Она улыбнулась вымученной улыбкой.
— В детстве! В 50-е? О Боже, как давно это было!
— Не так уж и давно.
— Для меня давно. В другом мире.
Я откашлялся.
Она продолжала:
— Нисколько не удивлюсь, если это был несчастный случай.
— Что именно?
— Его смерть. Ему всегда не везло.
— Что вы имеете в виду?
— Он был старшим. Когда ему было что-нибудь нужно, то всегда что-то мешало. Это было как раз в то время, когда Иоахим пытался пробиться наверх. Бесконечные встречи и совещания. Строительные проекты и экономические трансакции. Зарубежные поездки. Однодневные поездки на самолете в Осло. Однажды я ездила с ним.
Она задумалась. Взгляд стал далеким.
Я снова покашлял.
Она очнулась.
— Хенрик никак не мог понять, в чем дело. Он учился в школе, рос, взрослел — а Иоахим даже не замечал этого. Кроме того… Он был совсем не похож на своего брата Карла…
— В каком смысле?
— Карл с самого детства стал интересоваться делами. Спрашивал и учился. Хенрик был чувствительным ребенком. Карл аналитиком и практиком. Они разные, как… Каин и Авель.

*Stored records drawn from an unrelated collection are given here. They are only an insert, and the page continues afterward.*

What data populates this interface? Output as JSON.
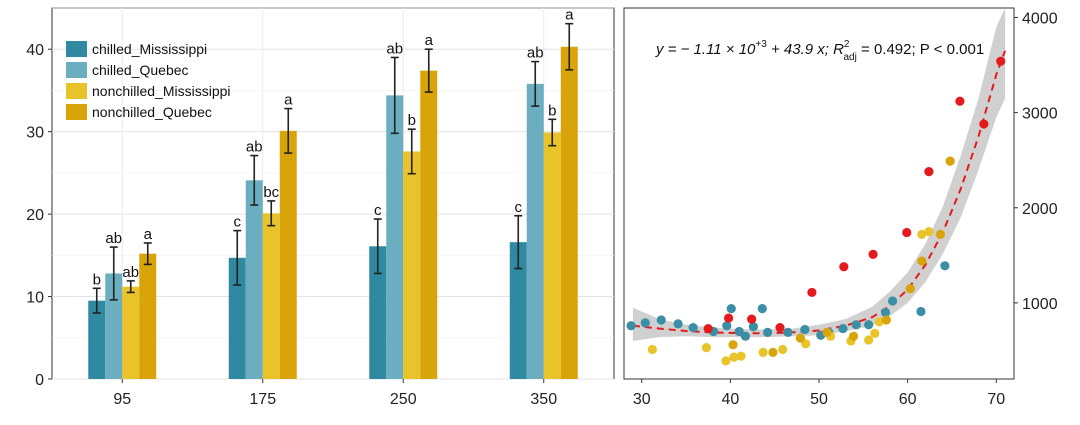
{
  "chart_data": [
    {
      "type": "bar",
      "title": "",
      "xlabel": "",
      "ylabel": "",
      "ylim": [
        0,
        45
      ],
      "yticks": [
        0,
        10,
        20,
        30,
        40
      ],
      "categories": [
        "95",
        "175",
        "250",
        "350"
      ],
      "legend_position": "top-left",
      "grid": true,
      "series": [
        {
          "name": "chilled_Mississippi",
          "color": "#2f89a0",
          "values": [
            9.5,
            14.7,
            16.1,
            16.6
          ],
          "errors": [
            1.5,
            3.3,
            3.3,
            3.2
          ],
          "letters": [
            "b",
            "c",
            "c",
            "c"
          ]
        },
        {
          "name": "chilled_Quebec",
          "color": "#6aaebf",
          "values": [
            12.8,
            24.1,
            34.4,
            35.8
          ],
          "errors": [
            3.2,
            3.0,
            4.6,
            2.7
          ],
          "letters": [
            "ab",
            "ab",
            "ab",
            "ab"
          ]
        },
        {
          "name": "nonchilled_Mississippi",
          "color": "#e8c42a",
          "values": [
            11.2,
            20.1,
            27.6,
            29.9
          ],
          "errors": [
            0.7,
            1.5,
            2.7,
            1.6
          ],
          "letters": [
            "ab",
            "bc",
            "b",
            "b"
          ]
        },
        {
          "name": "nonchilled_Quebec",
          "color": "#d9a40a",
          "values": [
            15.2,
            30.1,
            37.4,
            40.3
          ],
          "errors": [
            1.3,
            2.7,
            2.6,
            2.8
          ],
          "letters": [
            "a",
            "a",
            "a",
            "a"
          ]
        }
      ]
    },
    {
      "type": "scatter",
      "title": "",
      "xlabel": "",
      "ylabel": "",
      "xlim": [
        28,
        72
      ],
      "ylim": [
        200,
        4100
      ],
      "xticks": [
        30,
        40,
        50,
        60,
        70
      ],
      "yticks": [
        1000,
        2000,
        3000,
        4000
      ],
      "y_axis_side": "right",
      "grid": false,
      "annotation": {
        "formula_lhs": "y = − 1.11 × 10",
        "formula_exp": "+3",
        "formula_rest": " + 43.9 x; R",
        "r2_sup": "2",
        "r2_sub": "adj",
        "r2_value": " = 0.492; P < 0.001"
      },
      "fit": {
        "style": "dashed",
        "color": "#e41a1c",
        "band_color": "#c8c8c8",
        "x": [
          29,
          32,
          35,
          38,
          41,
          44,
          47,
          50,
          53,
          56,
          58,
          60,
          62,
          64,
          66,
          68,
          70,
          71
        ],
        "y": [
          760,
          730,
          705,
          690,
          682,
          680,
          690,
          710,
          760,
          850,
          970,
          1140,
          1400,
          1750,
          2200,
          2750,
          3400,
          3650
        ],
        "lower": [
          600,
          640,
          650,
          640,
          640,
          640,
          650,
          660,
          700,
          760,
          860,
          1000,
          1220,
          1520,
          1900,
          2400,
          2950,
          3150
        ],
        "upper": [
          950,
          830,
          770,
          740,
          725,
          720,
          730,
          770,
          830,
          960,
          1120,
          1320,
          1620,
          2020,
          2550,
          3150,
          3900,
          4200
        ]
      },
      "series": [
        {
          "name": "chilled_Mississippi",
          "color": "#3a8ea5",
          "points": [
            [
              28.8,
              760
            ],
            [
              30.4,
              790
            ],
            [
              32.2,
              820
            ],
            [
              34.1,
              780
            ],
            [
              35.8,
              740
            ],
            [
              38.1,
              700
            ],
            [
              39.6,
              760
            ],
            [
              40.1,
              940
            ],
            [
              41.0,
              700
            ],
            [
              41.7,
              650
            ],
            [
              42.6,
              750
            ],
            [
              43.6,
              940
            ],
            [
              44.2,
              690
            ],
            [
              46.5,
              690
            ],
            [
              48.4,
              720
            ],
            [
              50.2,
              660
            ],
            [
              51.1,
              690
            ],
            [
              52.7,
              730
            ],
            [
              54.2,
              770
            ],
            [
              55.6,
              770
            ],
            [
              57.5,
              900
            ],
            [
              58.3,
              1020
            ],
            [
              61.5,
              910
            ],
            [
              64.2,
              1390
            ]
          ]
        },
        {
          "name": "chilled_Quebec",
          "color": "#e41a1c",
          "points": [
            [
              37.5,
              730
            ],
            [
              39.8,
              840
            ],
            [
              42.4,
              830
            ],
            [
              45.6,
              740
            ],
            [
              49.2,
              1110
            ],
            [
              52.8,
              1380
            ],
            [
              56.1,
              1510
            ],
            [
              59.9,
              1740
            ],
            [
              62.4,
              2380
            ],
            [
              65.9,
              3120
            ],
            [
              68.6,
              2880
            ],
            [
              70.5,
              3540
            ]
          ]
        },
        {
          "name": "nonchilled_Mississippi",
          "color": "#e8c42a",
          "points": [
            [
              31.2,
              510
            ],
            [
              37.3,
              530
            ],
            [
              39.5,
              390
            ],
            [
              40.4,
              430
            ],
            [
              41.2,
              440
            ],
            [
              43.7,
              480
            ],
            [
              45.9,
              510
            ],
            [
              48.5,
              570
            ],
            [
              51.3,
              650
            ],
            [
              53.6,
              600
            ],
            [
              55.6,
              610
            ],
            [
              56.3,
              680
            ],
            [
              56.8,
              800
            ],
            [
              61.6,
              1720
            ],
            [
              62.4,
              1750
            ]
          ]
        },
        {
          "name": "nonchilled_Quebec",
          "color": "#d9a40a",
          "points": [
            [
              40.3,
              560
            ],
            [
              44.8,
              480
            ],
            [
              47.9,
              630
            ],
            [
              50.9,
              690
            ],
            [
              53.9,
              650
            ],
            [
              57.6,
              820
            ],
            [
              60.3,
              1150
            ],
            [
              61.6,
              1440
            ],
            [
              63.7,
              1720
            ],
            [
              64.8,
              2490
            ]
          ]
        }
      ]
    }
  ]
}
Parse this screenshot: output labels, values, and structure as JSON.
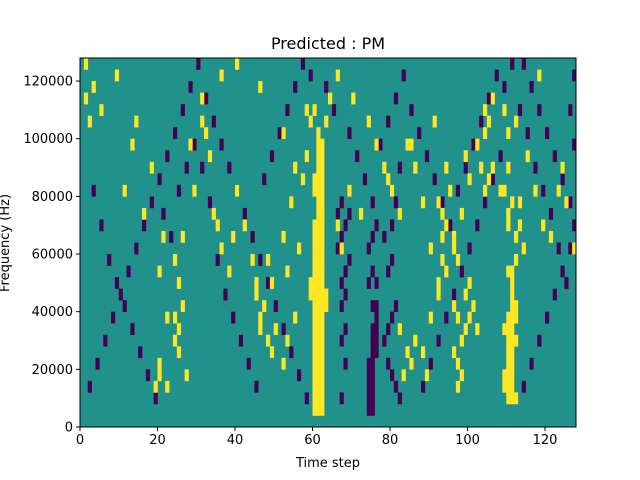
{
  "chart_data": {
    "type": "heatmap",
    "title": "Predicted : PM",
    "xlabel": "Time step",
    "ylabel": "Frequency (Hz)",
    "xlim": [
      0,
      128
    ],
    "ylim": [
      0,
      128000
    ],
    "rows": 32,
    "cols": 128,
    "xticks": [
      0,
      20,
      40,
      60,
      80,
      100,
      120
    ],
    "yticks": [
      0,
      20000,
      40000,
      60000,
      80000,
      100000,
      120000
    ],
    "xtick_labels": [
      "0",
      "20",
      "40",
      "60",
      "80",
      "100",
      "120"
    ],
    "ytick_labels": [
      "0",
      "20000",
      "40000",
      "60000",
      "80000",
      "100000",
      "120000"
    ],
    "colors": {
      "background": "#21918c",
      "low": "#440154",
      "high": "#fde725"
    },
    "value_levels": {
      "low": -1,
      "background": 0,
      "high": 1
    },
    "high_cells": [
      [
        60,
        1
      ],
      [
        61,
        1
      ],
      [
        62,
        1
      ],
      [
        60,
        2
      ],
      [
        61,
        2
      ],
      [
        62,
        2
      ],
      [
        60,
        3
      ],
      [
        61,
        3
      ],
      [
        62,
        3
      ],
      [
        60,
        4
      ],
      [
        61,
        4
      ],
      [
        62,
        4
      ],
      [
        60,
        5
      ],
      [
        61,
        5
      ],
      [
        62,
        5
      ],
      [
        60,
        6
      ],
      [
        61,
        6
      ],
      [
        62,
        6
      ],
      [
        60,
        7
      ],
      [
        61,
        7
      ],
      [
        62,
        7
      ],
      [
        60,
        8
      ],
      [
        61,
        8
      ],
      [
        62,
        8
      ],
      [
        60,
        9
      ],
      [
        61,
        9
      ],
      [
        62,
        9
      ],
      [
        60,
        10
      ],
      [
        61,
        10
      ],
      [
        62,
        10
      ],
      [
        63,
        10
      ],
      [
        59,
        11
      ],
      [
        60,
        11
      ],
      [
        61,
        11
      ],
      [
        62,
        11
      ],
      [
        63,
        11
      ],
      [
        59,
        12
      ],
      [
        60,
        12
      ],
      [
        61,
        12
      ],
      [
        62,
        12
      ],
      [
        60,
        13
      ],
      [
        61,
        13
      ],
      [
        62,
        13
      ],
      [
        60,
        14
      ],
      [
        61,
        14
      ],
      [
        62,
        14
      ],
      [
        60,
        15
      ],
      [
        61,
        15
      ],
      [
        62,
        15
      ],
      [
        60,
        16
      ],
      [
        61,
        16
      ],
      [
        62,
        16
      ],
      [
        60,
        17
      ],
      [
        61,
        17
      ],
      [
        62,
        17
      ],
      [
        61,
        18
      ],
      [
        62,
        18
      ],
      [
        61,
        19
      ],
      [
        62,
        19
      ],
      [
        60,
        20
      ],
      [
        61,
        20
      ],
      [
        62,
        20
      ],
      [
        60,
        21
      ],
      [
        61,
        21
      ],
      [
        62,
        21
      ],
      [
        61,
        22
      ],
      [
        62,
        22
      ],
      [
        61,
        23
      ],
      [
        62,
        23
      ],
      [
        61,
        24
      ],
      [
        62,
        24
      ],
      [
        61,
        25
      ],
      [
        110,
        2
      ],
      [
        111,
        2
      ],
      [
        112,
        2
      ],
      [
        109,
        3
      ],
      [
        110,
        3
      ],
      [
        111,
        3
      ],
      [
        109,
        4
      ],
      [
        110,
        4
      ],
      [
        111,
        4
      ],
      [
        110,
        5
      ],
      [
        111,
        5
      ],
      [
        110,
        6
      ],
      [
        111,
        6
      ],
      [
        110,
        7
      ],
      [
        111,
        7
      ],
      [
        112,
        7
      ],
      [
        109,
        8
      ],
      [
        110,
        8
      ],
      [
        111,
        8
      ],
      [
        110,
        9
      ],
      [
        111,
        9
      ],
      [
        112,
        9
      ],
      [
        111,
        10
      ],
      [
        112,
        10
      ],
      [
        111,
        11
      ],
      [
        111,
        12
      ],
      [
        110,
        13
      ],
      [
        111,
        13
      ],
      [
        97,
        3
      ],
      [
        98,
        4
      ],
      [
        97,
        5
      ],
      [
        96,
        6
      ],
      [
        98,
        7
      ],
      [
        99,
        8
      ],
      [
        97,
        9
      ],
      [
        96,
        10
      ],
      [
        100,
        9
      ],
      [
        99,
        11
      ],
      [
        97,
        14
      ],
      [
        96,
        15
      ],
      [
        101,
        10
      ],
      [
        102,
        8
      ],
      [
        100,
        12
      ],
      [
        19,
        3
      ],
      [
        20,
        4
      ],
      [
        20,
        5
      ],
      [
        25,
        6
      ],
      [
        24,
        7
      ],
      [
        25,
        8
      ],
      [
        24,
        9
      ],
      [
        26,
        10
      ],
      [
        22,
        3
      ],
      [
        27,
        4
      ],
      [
        48,
        7
      ],
      [
        49,
        6
      ],
      [
        50,
        8
      ],
      [
        46,
        9
      ],
      [
        47,
        10
      ],
      [
        45,
        12
      ],
      [
        48,
        14
      ],
      [
        53,
        13
      ],
      [
        56,
        15
      ],
      [
        53,
        7
      ],
      [
        55,
        9
      ],
      [
        52,
        5
      ],
      [
        85,
        5
      ],
      [
        84,
        6
      ],
      [
        83,
        4
      ],
      [
        86,
        7
      ],
      [
        82,
        8
      ],
      [
        88,
        6
      ],
      [
        89,
        4
      ],
      [
        90,
        9
      ],
      [
        92,
        12
      ],
      [
        93,
        14
      ],
      [
        112,
        16
      ],
      [
        113,
        17
      ],
      [
        114,
        15
      ],
      [
        112,
        14
      ],
      [
        110,
        18
      ],
      [
        111,
        19
      ],
      [
        109,
        20
      ],
      [
        104,
        20
      ],
      [
        105,
        21
      ],
      [
        109,
        27
      ],
      [
        110,
        22
      ],
      [
        104,
        27
      ],
      [
        105,
        26
      ],
      [
        103,
        22
      ],
      [
        110,
        25
      ],
      [
        93,
        18
      ],
      [
        94,
        17
      ],
      [
        93,
        16
      ],
      [
        92,
        19
      ],
      [
        95,
        20
      ],
      [
        94,
        22
      ],
      [
        1,
        31
      ],
      [
        1,
        28
      ],
      [
        2,
        26
      ],
      [
        3,
        29
      ],
      [
        5,
        27
      ],
      [
        9,
        30
      ],
      [
        11,
        20
      ],
      [
        13,
        24
      ],
      [
        14,
        26
      ],
      [
        16,
        18
      ],
      [
        18,
        22
      ],
      [
        20,
        13
      ],
      [
        21,
        16
      ],
      [
        22,
        9
      ],
      [
        24,
        14
      ],
      [
        25,
        12
      ],
      [
        26,
        16
      ],
      [
        28,
        24
      ],
      [
        29,
        20
      ],
      [
        31,
        26
      ],
      [
        32,
        25
      ],
      [
        33,
        23
      ],
      [
        34,
        18
      ],
      [
        35,
        17
      ],
      [
        36,
        15
      ],
      [
        38,
        13
      ],
      [
        39,
        16
      ],
      [
        40,
        20
      ],
      [
        42,
        17
      ],
      [
        44,
        14
      ],
      [
        45,
        11
      ],
      [
        46,
        8
      ],
      [
        49,
        12
      ],
      [
        52,
        16
      ],
      [
        54,
        19
      ],
      [
        55,
        22
      ],
      [
        57,
        21
      ],
      [
        58,
        23
      ],
      [
        59,
        26
      ],
      [
        60,
        27
      ],
      [
        63,
        26
      ],
      [
        64,
        28
      ],
      [
        66,
        17
      ],
      [
        67,
        15
      ],
      [
        69,
        20
      ],
      [
        72,
        18
      ],
      [
        74,
        26
      ],
      [
        76,
        24
      ],
      [
        78,
        22
      ],
      [
        80,
        20
      ],
      [
        82,
        18
      ],
      [
        84,
        24
      ],
      [
        86,
        22
      ],
      [
        88,
        19
      ],
      [
        90,
        15
      ],
      [
        92,
        11
      ],
      [
        94,
        13
      ],
      [
        96,
        16
      ],
      [
        98,
        18
      ],
      [
        100,
        21
      ],
      [
        102,
        24
      ],
      [
        104,
        25
      ],
      [
        106,
        22
      ],
      [
        108,
        20
      ],
      [
        110,
        17
      ],
      [
        113,
        19
      ],
      [
        115,
        23
      ],
      [
        117,
        20
      ],
      [
        119,
        17
      ],
      [
        121,
        16
      ],
      [
        123,
        20
      ],
      [
        125,
        19
      ],
      [
        127,
        15
      ],
      [
        31,
        28
      ],
      [
        36,
        30
      ],
      [
        40,
        31
      ],
      [
        46,
        29
      ],
      [
        52,
        25
      ],
      [
        58,
        27
      ],
      [
        66,
        30
      ],
      [
        70,
        28
      ],
      [
        79,
        21
      ],
      [
        85,
        24
      ],
      [
        91,
        26
      ],
      [
        99,
        23
      ],
      [
        106,
        28
      ],
      [
        112,
        26
      ],
      [
        118,
        30
      ],
      [
        124,
        22
      ]
    ],
    "low_cells": [
      [
        74,
        1
      ],
      [
        75,
        1
      ],
      [
        74,
        2
      ],
      [
        75,
        2
      ],
      [
        74,
        3
      ],
      [
        75,
        3
      ],
      [
        74,
        4
      ],
      [
        75,
        4
      ],
      [
        74,
        5
      ],
      [
        75,
        5
      ],
      [
        75,
        6
      ],
      [
        76,
        6
      ],
      [
        75,
        7
      ],
      [
        76,
        7
      ],
      [
        75,
        8
      ],
      [
        76,
        8
      ],
      [
        76,
        9
      ],
      [
        75,
        10
      ],
      [
        76,
        10
      ],
      [
        76,
        12
      ],
      [
        75,
        13
      ],
      [
        74,
        12
      ],
      [
        75,
        16
      ],
      [
        74,
        15
      ],
      [
        76,
        17
      ],
      [
        75,
        19
      ],
      [
        67,
        2
      ],
      [
        68,
        5
      ],
      [
        67,
        7
      ],
      [
        68,
        8
      ],
      [
        67,
        10
      ],
      [
        68,
        11
      ],
      [
        67,
        12
      ],
      [
        68,
        13
      ],
      [
        69,
        14
      ],
      [
        66,
        15
      ],
      [
        67,
        16
      ],
      [
        68,
        17
      ],
      [
        66,
        18
      ],
      [
        67,
        19
      ],
      [
        69,
        18
      ],
      [
        79,
        5
      ],
      [
        80,
        4
      ],
      [
        81,
        3
      ],
      [
        82,
        2
      ],
      [
        78,
        7
      ],
      [
        79,
        8
      ],
      [
        80,
        9
      ],
      [
        81,
        10
      ],
      [
        79,
        13
      ],
      [
        80,
        14
      ],
      [
        78,
        16
      ],
      [
        80,
        17
      ],
      [
        81,
        19
      ],
      [
        80,
        20
      ],
      [
        82,
        22
      ],
      [
        2,
        3
      ],
      [
        4,
        5
      ],
      [
        6,
        7
      ],
      [
        8,
        9
      ],
      [
        10,
        11
      ],
      [
        12,
        13
      ],
      [
        14,
        15
      ],
      [
        16,
        17
      ],
      [
        18,
        19
      ],
      [
        20,
        21
      ],
      [
        22,
        23
      ],
      [
        24,
        25
      ],
      [
        26,
        27
      ],
      [
        28,
        29
      ],
      [
        30,
        31
      ],
      [
        32,
        28
      ],
      [
        34,
        26
      ],
      [
        36,
        24
      ],
      [
        38,
        22
      ],
      [
        40,
        20
      ],
      [
        42,
        18
      ],
      [
        44,
        16
      ],
      [
        46,
        14
      ],
      [
        48,
        12
      ],
      [
        50,
        10
      ],
      [
        52,
        8
      ],
      [
        54,
        6
      ],
      [
        56,
        4
      ],
      [
        58,
        2
      ],
      [
        88,
        3
      ],
      [
        90,
        5
      ],
      [
        92,
        7
      ],
      [
        94,
        9
      ],
      [
        96,
        11
      ],
      [
        98,
        13
      ],
      [
        100,
        15
      ],
      [
        102,
        17
      ],
      [
        104,
        19
      ],
      [
        106,
        21
      ],
      [
        108,
        23
      ],
      [
        114,
        3
      ],
      [
        116,
        5
      ],
      [
        118,
        7
      ],
      [
        120,
        9
      ],
      [
        122,
        11
      ],
      [
        124,
        13
      ],
      [
        126,
        15
      ],
      [
        127,
        17
      ],
      [
        126,
        19
      ],
      [
        124,
        21
      ],
      [
        122,
        23
      ],
      [
        120,
        25
      ],
      [
        118,
        27
      ],
      [
        116,
        29
      ],
      [
        114,
        31
      ],
      [
        127,
        30
      ],
      [
        126,
        27
      ],
      [
        127,
        24
      ],
      [
        3,
        20
      ],
      [
        5,
        17
      ],
      [
        7,
        14
      ],
      [
        9,
        12
      ],
      [
        11,
        10
      ],
      [
        13,
        8
      ],
      [
        15,
        6
      ],
      [
        17,
        4
      ],
      [
        19,
        2
      ],
      [
        21,
        18
      ],
      [
        23,
        16
      ],
      [
        25,
        20
      ],
      [
        27,
        22
      ],
      [
        29,
        24
      ],
      [
        31,
        22
      ],
      [
        33,
        19
      ],
      [
        35,
        14
      ],
      [
        37,
        11
      ],
      [
        39,
        9
      ],
      [
        41,
        7
      ],
      [
        43,
        5
      ],
      [
        45,
        3
      ],
      [
        47,
        21
      ],
      [
        49,
        23
      ],
      [
        51,
        25
      ],
      [
        53,
        27
      ],
      [
        55,
        29
      ],
      [
        57,
        31
      ],
      [
        59,
        30
      ],
      [
        63,
        29
      ],
      [
        65,
        27
      ],
      [
        69,
        25
      ],
      [
        71,
        23
      ],
      [
        73,
        21
      ],
      [
        77,
        24
      ],
      [
        79,
        26
      ],
      [
        81,
        28
      ],
      [
        83,
        30
      ],
      [
        85,
        27
      ],
      [
        87,
        25
      ],
      [
        89,
        23
      ],
      [
        91,
        21
      ],
      [
        93,
        19
      ],
      [
        95,
        17
      ],
      [
        97,
        20
      ],
      [
        99,
        22
      ],
      [
        101,
        24
      ],
      [
        103,
        26
      ],
      [
        105,
        28
      ],
      [
        107,
        30
      ],
      [
        109,
        29
      ],
      [
        111,
        31
      ],
      [
        113,
        27
      ],
      [
        115,
        25
      ],
      [
        117,
        22
      ],
      [
        119,
        20
      ],
      [
        121,
        18
      ],
      [
        123,
        15
      ],
      [
        125,
        12
      ]
    ]
  }
}
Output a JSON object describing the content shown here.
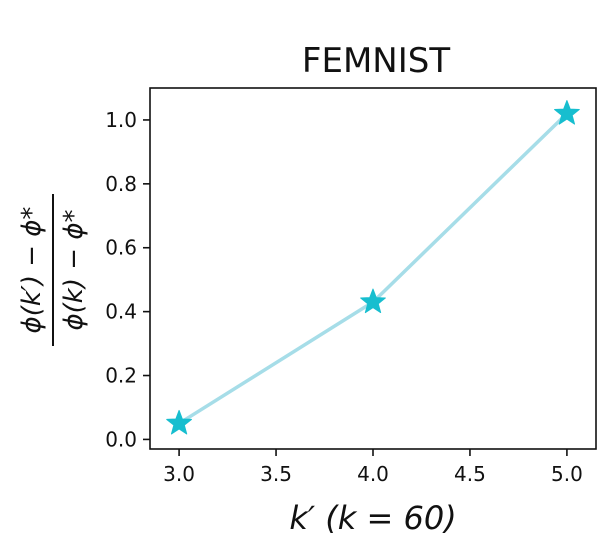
{
  "chart_data": {
    "type": "line",
    "title": "FEMNIST",
    "xlabel": "k′ (k = 60)",
    "ylabel": {
      "numerator": "ϕ(k′) − ϕ*",
      "denominator": "ϕ(k) − ϕ*"
    },
    "x": [
      3.0,
      4.0,
      5.0
    ],
    "series": [
      {
        "values": [
          0.05,
          0.43,
          1.02
        ],
        "color": "#17becf",
        "line_color": "#a6dde8",
        "marker": "star"
      }
    ],
    "xlim": [
      2.85,
      5.15
    ],
    "ylim": [
      -0.03,
      1.1
    ],
    "xticks": [
      3.0,
      3.5,
      4.0,
      4.5,
      5.0
    ],
    "xtick_labels": [
      "3.0",
      "3.5",
      "4.0",
      "4.5",
      "5.0"
    ],
    "yticks": [
      0.0,
      0.2,
      0.4,
      0.6,
      0.8,
      1.0
    ],
    "ytick_labels": [
      "0.0",
      "0.2",
      "0.4",
      "0.6",
      "0.8",
      "1.0"
    ],
    "grid": false,
    "legend": "none"
  }
}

— Эта история, как и библейская, тоже не закончилась благополучно, — заметил я тихо.
— Простите, что вы сказали?
— Я сказал… А какие у братьев были отношения? Когда они стали взрослыми?
Снова та же вымученная улыбка.
— Не думаю, что хорошие. И никогда хорошими не были. Разница в возрасте у них около десяти лет, так что они почти не общались в детстве. Два единственных ребенка в семье. Один сын матери, другой…
Она не закончила предложения.
— Я понимаю, Карл занимается сейчас ведением дел в отеле, которым владеет ваш муж?
— Да, один из его поздних проектов. Я никогда не была там.
— Нет?
— Он был открыт менее десяти лет тому назад.
Да?
Она обвела взглядом комнату и остановилась на окне. Тяжелые бархатные синие шторы были задернуты, только в небольшую щелочку виднелись горы, плотина и дневной свет.
— Вот уже скоро четырнадцать лет, с тех пор как… как я не выхожу на улицу.